Notice how neatly this handles the classic embedded AI problem. The concurrency model lets you poll hardware safely on separate execution threads without blocking the main loop, while the native ruleset watches the critical state variables and takes action within milliseconds if a threshold is breached—guaranteeing deterministic safety constraints before DANI can do any structural damage to the house.

Where Skink-lang Goes From Here

Currently, the compiler is bootstrapped in Go, using an LLVM backend to output highly optimized native machine binaries targeting both Linux and Windows corporate environments. Because there is no heavy runtime or garbage collector, a compiled Skink binary running an active inference loop can comfortably squeeze inside less than $128\text{ KB}$ of RAM.

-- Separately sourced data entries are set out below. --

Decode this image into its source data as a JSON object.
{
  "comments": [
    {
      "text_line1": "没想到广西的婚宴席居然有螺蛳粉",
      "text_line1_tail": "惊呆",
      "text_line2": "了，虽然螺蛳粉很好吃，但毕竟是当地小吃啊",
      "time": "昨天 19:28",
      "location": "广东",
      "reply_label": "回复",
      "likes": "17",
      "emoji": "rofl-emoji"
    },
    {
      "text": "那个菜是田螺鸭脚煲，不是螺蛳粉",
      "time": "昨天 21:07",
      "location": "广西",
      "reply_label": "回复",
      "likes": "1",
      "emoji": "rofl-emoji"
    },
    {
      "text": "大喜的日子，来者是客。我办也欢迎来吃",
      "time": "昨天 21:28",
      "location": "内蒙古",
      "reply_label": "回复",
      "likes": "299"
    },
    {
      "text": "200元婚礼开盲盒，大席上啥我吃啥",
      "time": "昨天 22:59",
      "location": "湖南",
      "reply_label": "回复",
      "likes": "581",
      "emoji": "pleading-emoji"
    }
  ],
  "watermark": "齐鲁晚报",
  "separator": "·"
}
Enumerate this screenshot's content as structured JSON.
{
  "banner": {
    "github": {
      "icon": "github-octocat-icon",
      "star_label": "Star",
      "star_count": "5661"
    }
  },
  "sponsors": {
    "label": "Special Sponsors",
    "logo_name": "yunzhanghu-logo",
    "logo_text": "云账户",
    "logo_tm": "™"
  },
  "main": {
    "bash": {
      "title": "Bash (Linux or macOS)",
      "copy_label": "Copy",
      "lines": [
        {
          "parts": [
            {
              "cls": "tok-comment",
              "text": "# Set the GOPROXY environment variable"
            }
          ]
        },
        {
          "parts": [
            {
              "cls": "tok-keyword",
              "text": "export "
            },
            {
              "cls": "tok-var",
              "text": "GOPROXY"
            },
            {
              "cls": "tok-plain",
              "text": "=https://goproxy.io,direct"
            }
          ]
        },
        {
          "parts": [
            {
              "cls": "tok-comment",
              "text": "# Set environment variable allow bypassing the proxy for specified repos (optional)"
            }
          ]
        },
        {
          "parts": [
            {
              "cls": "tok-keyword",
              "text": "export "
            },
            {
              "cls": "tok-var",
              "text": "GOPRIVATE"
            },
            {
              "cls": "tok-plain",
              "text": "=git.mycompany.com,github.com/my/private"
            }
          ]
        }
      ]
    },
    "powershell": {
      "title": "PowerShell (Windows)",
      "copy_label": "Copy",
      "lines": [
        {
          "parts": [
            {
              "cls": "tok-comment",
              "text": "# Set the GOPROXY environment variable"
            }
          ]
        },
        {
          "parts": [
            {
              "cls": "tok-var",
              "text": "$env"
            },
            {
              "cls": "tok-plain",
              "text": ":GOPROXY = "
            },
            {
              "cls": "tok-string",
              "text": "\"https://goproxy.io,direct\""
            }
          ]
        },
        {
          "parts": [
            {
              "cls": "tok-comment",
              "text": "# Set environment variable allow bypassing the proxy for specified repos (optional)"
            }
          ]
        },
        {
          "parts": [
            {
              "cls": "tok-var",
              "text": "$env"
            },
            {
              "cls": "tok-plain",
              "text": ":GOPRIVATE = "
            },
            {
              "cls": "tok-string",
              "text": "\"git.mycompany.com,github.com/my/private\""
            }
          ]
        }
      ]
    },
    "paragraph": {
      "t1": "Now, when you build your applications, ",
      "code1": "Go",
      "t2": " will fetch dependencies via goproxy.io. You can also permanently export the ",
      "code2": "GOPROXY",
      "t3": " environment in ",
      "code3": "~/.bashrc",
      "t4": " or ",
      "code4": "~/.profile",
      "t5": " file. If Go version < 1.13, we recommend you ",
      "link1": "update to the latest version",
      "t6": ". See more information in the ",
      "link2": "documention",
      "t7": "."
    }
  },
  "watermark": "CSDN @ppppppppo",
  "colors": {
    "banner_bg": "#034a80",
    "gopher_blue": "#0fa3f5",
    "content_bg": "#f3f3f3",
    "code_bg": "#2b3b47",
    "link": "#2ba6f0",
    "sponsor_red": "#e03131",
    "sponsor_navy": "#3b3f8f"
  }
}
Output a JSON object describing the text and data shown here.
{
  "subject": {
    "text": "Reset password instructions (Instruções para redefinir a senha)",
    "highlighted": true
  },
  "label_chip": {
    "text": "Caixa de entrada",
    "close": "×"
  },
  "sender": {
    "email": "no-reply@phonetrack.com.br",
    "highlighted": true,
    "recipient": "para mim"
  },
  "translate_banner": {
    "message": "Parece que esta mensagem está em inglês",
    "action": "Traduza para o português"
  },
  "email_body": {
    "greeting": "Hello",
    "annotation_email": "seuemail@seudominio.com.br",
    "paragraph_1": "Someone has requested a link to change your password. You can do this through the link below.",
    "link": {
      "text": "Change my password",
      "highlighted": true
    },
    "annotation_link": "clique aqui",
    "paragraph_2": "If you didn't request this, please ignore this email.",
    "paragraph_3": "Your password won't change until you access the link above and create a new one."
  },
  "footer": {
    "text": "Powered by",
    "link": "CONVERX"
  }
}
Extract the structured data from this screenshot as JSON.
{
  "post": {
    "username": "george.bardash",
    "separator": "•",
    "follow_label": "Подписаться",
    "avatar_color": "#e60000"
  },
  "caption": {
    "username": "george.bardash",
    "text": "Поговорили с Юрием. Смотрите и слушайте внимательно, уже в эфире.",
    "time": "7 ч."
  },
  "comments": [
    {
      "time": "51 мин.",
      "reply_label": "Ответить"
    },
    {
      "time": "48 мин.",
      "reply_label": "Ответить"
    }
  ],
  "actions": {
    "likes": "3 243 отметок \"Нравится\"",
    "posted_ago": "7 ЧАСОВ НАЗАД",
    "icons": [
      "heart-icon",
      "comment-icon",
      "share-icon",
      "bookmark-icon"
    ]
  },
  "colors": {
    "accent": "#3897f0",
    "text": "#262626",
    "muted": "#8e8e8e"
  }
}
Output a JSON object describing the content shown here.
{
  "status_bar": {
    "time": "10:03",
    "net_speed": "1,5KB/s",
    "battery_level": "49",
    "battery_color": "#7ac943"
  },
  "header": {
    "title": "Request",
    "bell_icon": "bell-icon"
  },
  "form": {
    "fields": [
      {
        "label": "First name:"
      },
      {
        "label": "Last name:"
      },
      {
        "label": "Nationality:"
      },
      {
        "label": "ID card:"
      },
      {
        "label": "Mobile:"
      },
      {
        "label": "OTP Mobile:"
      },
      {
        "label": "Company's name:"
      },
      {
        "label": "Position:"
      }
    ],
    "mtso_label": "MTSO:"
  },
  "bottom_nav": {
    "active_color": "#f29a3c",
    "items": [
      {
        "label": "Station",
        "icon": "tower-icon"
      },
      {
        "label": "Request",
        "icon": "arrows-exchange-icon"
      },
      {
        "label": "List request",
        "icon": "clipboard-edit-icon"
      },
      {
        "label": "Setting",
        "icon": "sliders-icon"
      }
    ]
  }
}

But this is just the beginning. The roadmap ahead includes:

  • Direct Single Board Computer HAL: Expanding the standard library to map hardware registers and pins natively (such as on the Raspberry Pi 5) with zero external C-bindings.
  • Self-Hosting: Rewriting the Skink compiler entirely in Skink itself, proving the language's capabilities to handle massive, complex systems-level software natively.

Cullen the Skink
Cullen Skink

I’m incredibly excited about what this language makes possible. DANI is already running much cooler, much faster, and with a significantly lower skirting-board collision rate.

It is time to stop fighting the plumbing.

Let's get skinking!

Let me know your thoughts on the syntax, and what features you'd like to see added to the compiler next!